Last Updated Apr 21, 2011 3:36 PM EDT
If it's not, it should be.
Profit funds raises, bonuses, and benefits; it fuels opportunities; and when the economy is weak, profits safeguard jobs.
You can connect your employees to profitability in much the same way you connect them to sales and service. Show them what works by giving them the data behind it. If you are uncomfortable sharing dollar figures, use profit margin percentages. (Maintaining your margins -- particularly your gross margins -- demonstrates operational efficiency; improving them demonstrates operational excellence.)
A true culture of profitability, however, starts even earlier; it's about who you hire and how you manage them. Every employee needs to be invested with you in building and growing the company. It starts with forging -- not forcing -- the right culture.
Here is our "A" list for what's required:
Attitude: Attitude is everything: Define it, hire it, guide it, nurture it, and celebrate it. Employees usually reflect the attitude of the CEO. You get the behavior you demonstrate and tolerate.
Awareness: We know that the better information we have, the better decisions we are able to make. That holds true at every level. Awareness also means that everyone in the company should be aware of and on the lookout for opportunities to improve profitability. This requires training and retraining your employees to identify profit drivers. They can be as small as a thermostat setting or as grand as eliminating wasted materials, returns, refunds, mistakes, spoilage, and employee theft. Paying attention pays off.
Accountability: It is up to us to establish standards and to hold our employees accountable for maintaining those standards. This is as simple as becoming a better delegator: If you haven't assigned responsibility for a task, it won't get done; if you've given the task to more than one person, you've effectively made no one accountable and it still won't get done.
Authority: Accountability without authority is like bringing a knife to a gunfight. We instill values, shape attitudes, create awareness, and structure accountability. But none of those things will get employees very far unless you've provided them with the authority to make decisions that will impact both transactional and lifetime profitability. Authority must be earned but you need to give people the opportunities to make mistakes and then learn from them.
Alignment: You could be the most talented driver in the world and drive a car with the most powerful engine, but you won't go very far or very fast if your wheels are aimed in different directions. It's the same at your company: Without a shared goal, sense of purpose, and common benefit, you're all going in different directions.
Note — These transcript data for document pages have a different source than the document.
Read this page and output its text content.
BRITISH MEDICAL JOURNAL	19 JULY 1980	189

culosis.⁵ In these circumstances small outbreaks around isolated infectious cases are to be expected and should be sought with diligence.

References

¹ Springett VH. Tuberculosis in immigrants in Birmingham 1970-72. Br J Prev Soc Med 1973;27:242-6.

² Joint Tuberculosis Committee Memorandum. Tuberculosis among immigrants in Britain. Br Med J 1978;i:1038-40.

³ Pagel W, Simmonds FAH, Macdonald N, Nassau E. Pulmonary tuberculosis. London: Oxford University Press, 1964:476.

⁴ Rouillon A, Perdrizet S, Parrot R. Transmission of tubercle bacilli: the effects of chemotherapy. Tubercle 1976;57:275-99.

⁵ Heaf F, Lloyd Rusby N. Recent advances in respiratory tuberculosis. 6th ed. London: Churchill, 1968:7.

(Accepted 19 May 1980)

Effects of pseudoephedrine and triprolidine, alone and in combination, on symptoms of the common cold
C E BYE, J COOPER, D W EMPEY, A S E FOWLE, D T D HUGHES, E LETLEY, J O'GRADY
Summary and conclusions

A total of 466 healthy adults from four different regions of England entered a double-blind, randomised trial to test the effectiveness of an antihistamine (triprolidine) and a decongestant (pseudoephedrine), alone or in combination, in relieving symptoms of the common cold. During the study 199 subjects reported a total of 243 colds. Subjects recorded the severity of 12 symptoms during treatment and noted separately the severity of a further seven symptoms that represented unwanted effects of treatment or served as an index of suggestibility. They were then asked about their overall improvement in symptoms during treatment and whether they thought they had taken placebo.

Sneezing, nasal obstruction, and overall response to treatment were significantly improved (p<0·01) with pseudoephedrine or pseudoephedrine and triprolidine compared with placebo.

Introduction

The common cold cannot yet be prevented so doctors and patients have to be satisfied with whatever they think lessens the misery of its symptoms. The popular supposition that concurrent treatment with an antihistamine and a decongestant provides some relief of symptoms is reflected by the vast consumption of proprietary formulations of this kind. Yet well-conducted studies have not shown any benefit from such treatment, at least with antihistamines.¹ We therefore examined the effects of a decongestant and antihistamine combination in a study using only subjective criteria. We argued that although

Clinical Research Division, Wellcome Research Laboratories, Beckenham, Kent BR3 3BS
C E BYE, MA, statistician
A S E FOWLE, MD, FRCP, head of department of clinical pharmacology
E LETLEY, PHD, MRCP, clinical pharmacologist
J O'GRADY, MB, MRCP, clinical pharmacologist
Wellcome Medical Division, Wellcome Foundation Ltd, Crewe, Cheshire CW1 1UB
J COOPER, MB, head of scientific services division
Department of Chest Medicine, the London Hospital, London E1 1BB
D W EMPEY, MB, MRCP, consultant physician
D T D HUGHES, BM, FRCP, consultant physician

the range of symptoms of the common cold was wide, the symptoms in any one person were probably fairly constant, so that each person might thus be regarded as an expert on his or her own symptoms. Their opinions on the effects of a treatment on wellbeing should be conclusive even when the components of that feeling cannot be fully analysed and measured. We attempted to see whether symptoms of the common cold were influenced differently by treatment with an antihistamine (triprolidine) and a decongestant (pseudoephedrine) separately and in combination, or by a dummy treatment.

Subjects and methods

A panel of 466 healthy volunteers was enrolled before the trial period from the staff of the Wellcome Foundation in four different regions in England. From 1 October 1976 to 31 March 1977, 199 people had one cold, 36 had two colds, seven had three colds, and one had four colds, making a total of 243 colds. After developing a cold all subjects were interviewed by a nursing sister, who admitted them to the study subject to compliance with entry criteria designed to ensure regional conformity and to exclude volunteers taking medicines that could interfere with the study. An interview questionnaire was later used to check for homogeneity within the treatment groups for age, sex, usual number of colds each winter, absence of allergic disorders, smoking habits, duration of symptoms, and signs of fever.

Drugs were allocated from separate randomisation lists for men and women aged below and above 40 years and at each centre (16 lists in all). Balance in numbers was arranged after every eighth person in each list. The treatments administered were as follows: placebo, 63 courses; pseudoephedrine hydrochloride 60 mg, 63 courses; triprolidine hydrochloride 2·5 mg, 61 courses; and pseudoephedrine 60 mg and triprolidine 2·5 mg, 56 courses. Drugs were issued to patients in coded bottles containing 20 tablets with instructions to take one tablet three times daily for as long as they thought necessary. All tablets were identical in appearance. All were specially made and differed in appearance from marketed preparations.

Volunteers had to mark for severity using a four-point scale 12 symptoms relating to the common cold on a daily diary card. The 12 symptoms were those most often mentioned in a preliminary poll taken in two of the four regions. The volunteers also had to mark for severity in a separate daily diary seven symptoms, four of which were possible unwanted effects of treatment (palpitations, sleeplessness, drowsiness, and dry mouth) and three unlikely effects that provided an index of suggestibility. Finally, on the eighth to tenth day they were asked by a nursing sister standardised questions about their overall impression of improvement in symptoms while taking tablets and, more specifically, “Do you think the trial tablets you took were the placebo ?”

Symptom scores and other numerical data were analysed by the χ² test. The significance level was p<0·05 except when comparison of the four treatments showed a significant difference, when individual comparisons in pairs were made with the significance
Here's how it works in practice:
Several years ago, Four Hands, a home furnishings importer based in Austin, Texas, decided to face head on the challenge of managing costs and increasing profitability. To do it, they started using quarterly themes to drive specific goals.
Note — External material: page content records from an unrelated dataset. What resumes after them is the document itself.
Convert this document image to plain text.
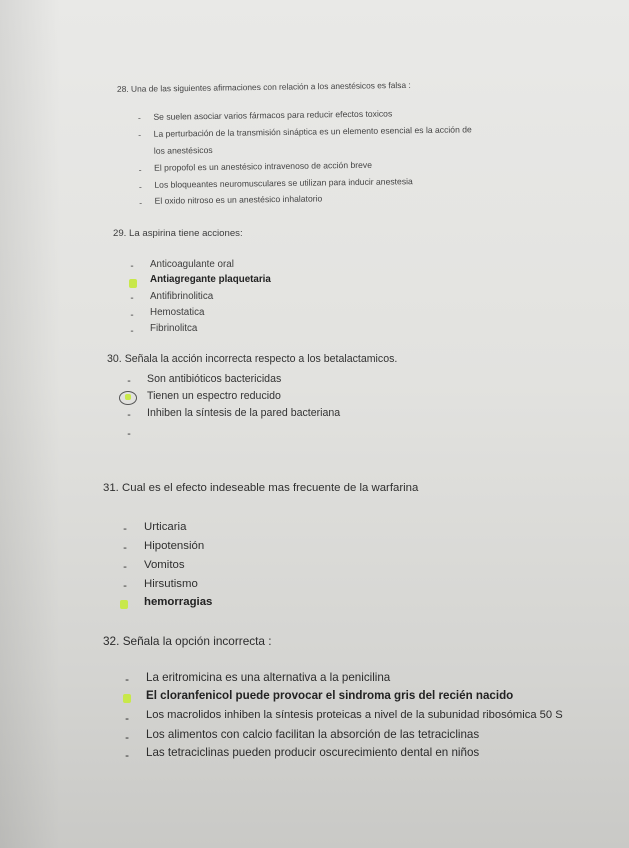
28. Una de las siguientes afirmaciones con relación a los anestésicos es falsa :
- Se suelen asociar varios fármacos para reducir efectos toxicos
- La perturbación de la transmisión sináptica es un elemento esencial es la acción de
los anestésicos
- El propofol es un anestésico intravenoso de acción breve
- Los bloqueantes neuromusculares se utilizan para inducir anestesia
- El oxido nitroso es un anestésico inhalatorio
29. La aspirina tiene acciones:
- Anticoagulante oral
Antiagregante plaquetaria
- Antifibrinolitica
- Hemostatica
- Fibrinolitca
30. Señala la acción incorrecta respecto a los betalactamicos.
- Son antibióticos bactericidas
Tienen un espectro reducido
- Inhiben la síntesis de la pared bacteriana
-
31. Cual es el efecto indeseable mas frecuente de la warfarina
- Urticaria
- Hipotensión
- Vomitos
- Hirsutismo
hemorragias
32. Señala la opción incorrecta :
- La eritromicina es una alternativa a la penicilina
El cloranfenicol puede provocar el sindroma gris del recién nacido
- Los macrolidos inhiben la síntesis proteicas a nivel de la subunidad ribosómica 50 S
- Los alimentos con calcio facilitan la absorción de las tetraciclinas
- Las tetraciclinas pueden producir oscurecimiento dental en niños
They started with the 777 Challenge. The goals were: $7 million in top line sales, $7 million in open orders (a leading indicator of future profits), and $700,000 in bottom line profit.
They prepared for the campaign by asking each employee to answer 3 questions:
- What can I do?
- What can my department do?
- How can my department work with other departments to reach the goal?
The company posted its progress each day and it reached all three sevens with three days to spare. The quarter was a milestone for the business and set a new standard for profitability. Oh, and what a party they threw!